"MARY MAGDALA" AS A TITLE

The original form of the name in all the Gospels was Mariam. The form Maria is an adaptation within Greek later on. The ms. evidence on this is overwhelming. Mariam is a straight phonetic transcription of the Hebrew form. (The commonest pronunciation in Hebrew at the time was Maryam, with Miryam being fairly rare). A sequence of two M’s, one at the end of the name and one at the start of the epithet, is certain. Remember I said that word division was not always shown in Greek. Neither was it always shown in Hebrew or Aramaic. The use of special final forms for some letters, including MEM, was unsystematic. One M could thus become two, or two could become one, in Greek, Hebrew, or Aramaic. As said before, there are three formulas in the Greek. (a) The commonest is mariam magdlEnE (using capitals to show long vowels). This means Mariam from Magdala. (b) Once there is hE magdalEnE maryam, meaning the Magdalene Maryam, distinguishing her from other Maryams. (c) Once there is mariam hE kaloumenE magdalEnE, meaning Mariam known as the magdalEnE. Second, some possible routes. I said that there was a difficulty with the assumption of a phonetic transcription of a title or epithet rather than a translation. Form (c) is actually natural Greek. A phonetic transcription of a title can be used with this phrasing. The difficulty remains that the title is Greek in form. Too much would have to be assumed for this to have been the route. Also, I think the loss of knowledge (deliberate or not) of what the title meant must have been before the formulation in Greek. Here is the route I favour. An Aramaic name and title Maryam Magdalta meaning Maryam who has been made great (perhaps an initiatory technical term) has become IN ARAMAIC by a misunderstanding that might well have been deliberate Maryam Magdelayta, meaning Maryam from Magdela, with the addition of one letter, a YOD. Then this has been translated into Greek. I can’t see any way of going from any Hebrew form to Maryam of Magdela. Too much would have had to be changed. A form Maryam Hammagdalit MRYM HMGDLYT meaning Maryam from Magdela is too from Maryam Haggedola MRYM HGDWLH As far as I can see, the only route that works is the one that assumes the existence of a title “made great”. The only alternative would be to start with Maryam Hammeguddelet MRYM HMGDLT meaning Maryam brought up in the household.
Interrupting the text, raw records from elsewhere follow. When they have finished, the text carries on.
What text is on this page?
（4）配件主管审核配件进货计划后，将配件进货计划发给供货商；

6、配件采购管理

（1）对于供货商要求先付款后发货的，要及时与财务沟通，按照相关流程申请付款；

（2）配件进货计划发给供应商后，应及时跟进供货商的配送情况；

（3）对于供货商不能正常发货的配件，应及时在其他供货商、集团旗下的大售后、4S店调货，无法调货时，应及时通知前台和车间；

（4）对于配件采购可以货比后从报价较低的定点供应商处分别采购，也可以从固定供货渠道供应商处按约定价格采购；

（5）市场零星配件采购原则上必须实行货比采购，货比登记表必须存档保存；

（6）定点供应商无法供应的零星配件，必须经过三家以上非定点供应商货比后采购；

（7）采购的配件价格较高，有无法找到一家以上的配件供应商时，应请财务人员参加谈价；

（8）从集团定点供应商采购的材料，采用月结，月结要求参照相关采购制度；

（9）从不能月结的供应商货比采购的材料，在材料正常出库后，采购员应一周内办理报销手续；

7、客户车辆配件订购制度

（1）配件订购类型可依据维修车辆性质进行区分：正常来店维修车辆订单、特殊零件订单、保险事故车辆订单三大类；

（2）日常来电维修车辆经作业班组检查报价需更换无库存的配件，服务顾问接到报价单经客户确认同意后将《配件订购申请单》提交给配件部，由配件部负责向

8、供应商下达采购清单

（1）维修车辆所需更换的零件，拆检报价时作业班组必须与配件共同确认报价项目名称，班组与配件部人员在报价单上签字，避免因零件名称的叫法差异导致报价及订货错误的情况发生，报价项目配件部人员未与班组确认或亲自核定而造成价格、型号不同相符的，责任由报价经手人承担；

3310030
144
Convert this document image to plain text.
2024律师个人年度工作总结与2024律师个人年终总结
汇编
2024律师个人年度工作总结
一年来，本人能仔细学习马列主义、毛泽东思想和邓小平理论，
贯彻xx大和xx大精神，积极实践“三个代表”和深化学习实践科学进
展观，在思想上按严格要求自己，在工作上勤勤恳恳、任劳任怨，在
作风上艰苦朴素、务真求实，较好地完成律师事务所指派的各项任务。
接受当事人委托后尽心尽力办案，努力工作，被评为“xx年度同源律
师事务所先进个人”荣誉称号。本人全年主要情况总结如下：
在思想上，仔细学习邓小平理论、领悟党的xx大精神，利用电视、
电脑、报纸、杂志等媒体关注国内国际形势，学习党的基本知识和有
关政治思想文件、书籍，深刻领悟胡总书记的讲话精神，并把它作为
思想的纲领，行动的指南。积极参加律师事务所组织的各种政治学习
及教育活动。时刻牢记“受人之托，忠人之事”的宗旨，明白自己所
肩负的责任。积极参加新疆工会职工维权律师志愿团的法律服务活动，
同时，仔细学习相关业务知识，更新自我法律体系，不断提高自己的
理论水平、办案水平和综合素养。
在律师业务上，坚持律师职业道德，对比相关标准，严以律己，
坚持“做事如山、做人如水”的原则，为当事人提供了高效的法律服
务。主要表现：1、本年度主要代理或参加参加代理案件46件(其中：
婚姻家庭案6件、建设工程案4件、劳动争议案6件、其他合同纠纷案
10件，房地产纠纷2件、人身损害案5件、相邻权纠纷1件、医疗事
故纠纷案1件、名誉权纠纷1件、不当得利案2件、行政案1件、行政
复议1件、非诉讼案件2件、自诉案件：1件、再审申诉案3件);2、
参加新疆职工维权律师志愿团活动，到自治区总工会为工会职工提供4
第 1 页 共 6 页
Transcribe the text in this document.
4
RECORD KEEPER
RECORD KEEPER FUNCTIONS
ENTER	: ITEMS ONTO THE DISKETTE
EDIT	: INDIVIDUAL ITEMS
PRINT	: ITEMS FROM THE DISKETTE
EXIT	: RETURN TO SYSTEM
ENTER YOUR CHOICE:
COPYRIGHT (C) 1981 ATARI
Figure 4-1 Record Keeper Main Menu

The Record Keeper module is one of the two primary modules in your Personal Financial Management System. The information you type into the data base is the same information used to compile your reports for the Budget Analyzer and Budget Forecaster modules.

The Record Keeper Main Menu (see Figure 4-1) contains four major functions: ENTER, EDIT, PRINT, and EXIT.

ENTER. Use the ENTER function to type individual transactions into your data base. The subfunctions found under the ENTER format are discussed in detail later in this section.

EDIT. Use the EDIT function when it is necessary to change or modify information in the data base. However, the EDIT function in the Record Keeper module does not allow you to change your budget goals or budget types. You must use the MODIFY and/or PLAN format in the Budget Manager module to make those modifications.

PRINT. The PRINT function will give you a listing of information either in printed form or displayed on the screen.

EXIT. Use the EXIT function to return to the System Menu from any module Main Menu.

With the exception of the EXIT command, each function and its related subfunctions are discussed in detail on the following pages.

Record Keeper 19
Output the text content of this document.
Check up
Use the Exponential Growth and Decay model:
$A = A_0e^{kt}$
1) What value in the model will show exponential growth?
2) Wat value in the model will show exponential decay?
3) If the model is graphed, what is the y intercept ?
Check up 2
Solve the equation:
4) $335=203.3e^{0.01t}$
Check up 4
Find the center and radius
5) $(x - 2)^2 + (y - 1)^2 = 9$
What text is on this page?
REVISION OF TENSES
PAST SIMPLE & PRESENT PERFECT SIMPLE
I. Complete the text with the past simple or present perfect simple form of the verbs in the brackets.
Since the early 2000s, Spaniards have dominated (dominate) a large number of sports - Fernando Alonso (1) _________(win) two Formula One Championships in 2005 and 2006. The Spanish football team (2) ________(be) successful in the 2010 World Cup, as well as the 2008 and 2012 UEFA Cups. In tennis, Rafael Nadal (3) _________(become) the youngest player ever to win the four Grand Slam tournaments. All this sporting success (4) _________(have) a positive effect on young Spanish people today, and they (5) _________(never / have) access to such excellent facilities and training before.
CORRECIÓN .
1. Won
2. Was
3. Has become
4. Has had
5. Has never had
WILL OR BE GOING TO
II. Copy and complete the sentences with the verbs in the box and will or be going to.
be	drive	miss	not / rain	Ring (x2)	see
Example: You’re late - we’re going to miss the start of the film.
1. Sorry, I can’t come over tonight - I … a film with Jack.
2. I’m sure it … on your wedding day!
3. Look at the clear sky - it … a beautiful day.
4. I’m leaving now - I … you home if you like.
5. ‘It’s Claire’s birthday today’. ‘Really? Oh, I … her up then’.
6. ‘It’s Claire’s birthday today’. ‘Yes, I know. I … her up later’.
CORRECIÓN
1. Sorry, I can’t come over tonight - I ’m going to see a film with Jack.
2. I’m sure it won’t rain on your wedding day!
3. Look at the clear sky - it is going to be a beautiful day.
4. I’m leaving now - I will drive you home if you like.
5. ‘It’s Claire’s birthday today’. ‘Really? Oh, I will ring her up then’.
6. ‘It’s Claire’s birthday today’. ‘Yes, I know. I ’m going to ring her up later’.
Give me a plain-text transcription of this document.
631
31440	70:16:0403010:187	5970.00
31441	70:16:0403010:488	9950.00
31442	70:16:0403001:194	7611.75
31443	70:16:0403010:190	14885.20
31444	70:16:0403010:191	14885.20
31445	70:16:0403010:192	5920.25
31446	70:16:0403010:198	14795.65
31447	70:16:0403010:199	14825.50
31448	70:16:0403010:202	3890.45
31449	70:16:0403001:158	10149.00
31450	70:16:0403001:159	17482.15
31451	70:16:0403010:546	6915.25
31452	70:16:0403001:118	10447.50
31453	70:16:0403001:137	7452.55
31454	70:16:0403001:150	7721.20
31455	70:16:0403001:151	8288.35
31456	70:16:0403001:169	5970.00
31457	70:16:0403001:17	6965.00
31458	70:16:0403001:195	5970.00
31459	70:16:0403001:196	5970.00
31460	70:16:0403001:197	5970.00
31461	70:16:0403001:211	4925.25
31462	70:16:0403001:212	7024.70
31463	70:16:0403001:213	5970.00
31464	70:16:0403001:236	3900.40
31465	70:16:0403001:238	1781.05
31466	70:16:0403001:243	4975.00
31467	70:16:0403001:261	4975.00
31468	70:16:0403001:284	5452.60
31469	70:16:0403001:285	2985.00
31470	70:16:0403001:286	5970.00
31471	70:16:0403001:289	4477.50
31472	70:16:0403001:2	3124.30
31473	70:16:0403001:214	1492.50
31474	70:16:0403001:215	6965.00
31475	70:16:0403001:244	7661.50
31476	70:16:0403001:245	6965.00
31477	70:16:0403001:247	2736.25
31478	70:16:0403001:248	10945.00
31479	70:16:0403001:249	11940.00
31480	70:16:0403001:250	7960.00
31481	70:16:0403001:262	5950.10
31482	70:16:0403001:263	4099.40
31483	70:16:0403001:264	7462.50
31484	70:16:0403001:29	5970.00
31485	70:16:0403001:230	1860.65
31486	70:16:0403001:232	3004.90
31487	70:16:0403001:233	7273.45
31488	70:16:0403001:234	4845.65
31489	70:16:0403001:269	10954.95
The change from Magdalta to Magdelayta happened in the Aramaic original of the original single long gospel, by DELIBERATE change, not accident. If you think the assumption of a single original long Gospel in Aramaic is unnecessary, then I would still say the change was DELIBERATE, and was from the Greek megalE, great, to magdalEnE. I still insist that in Greek style, and Hebrew and Aramaic style as well, a phrase of the form “Maryam hE kaloumenE magdalta” meaning Maryam known as the Magdalene implies that magdalEnE was a TITLE, but this would only make sense if it had originally been Greek megalE or Aramaic Magdalta.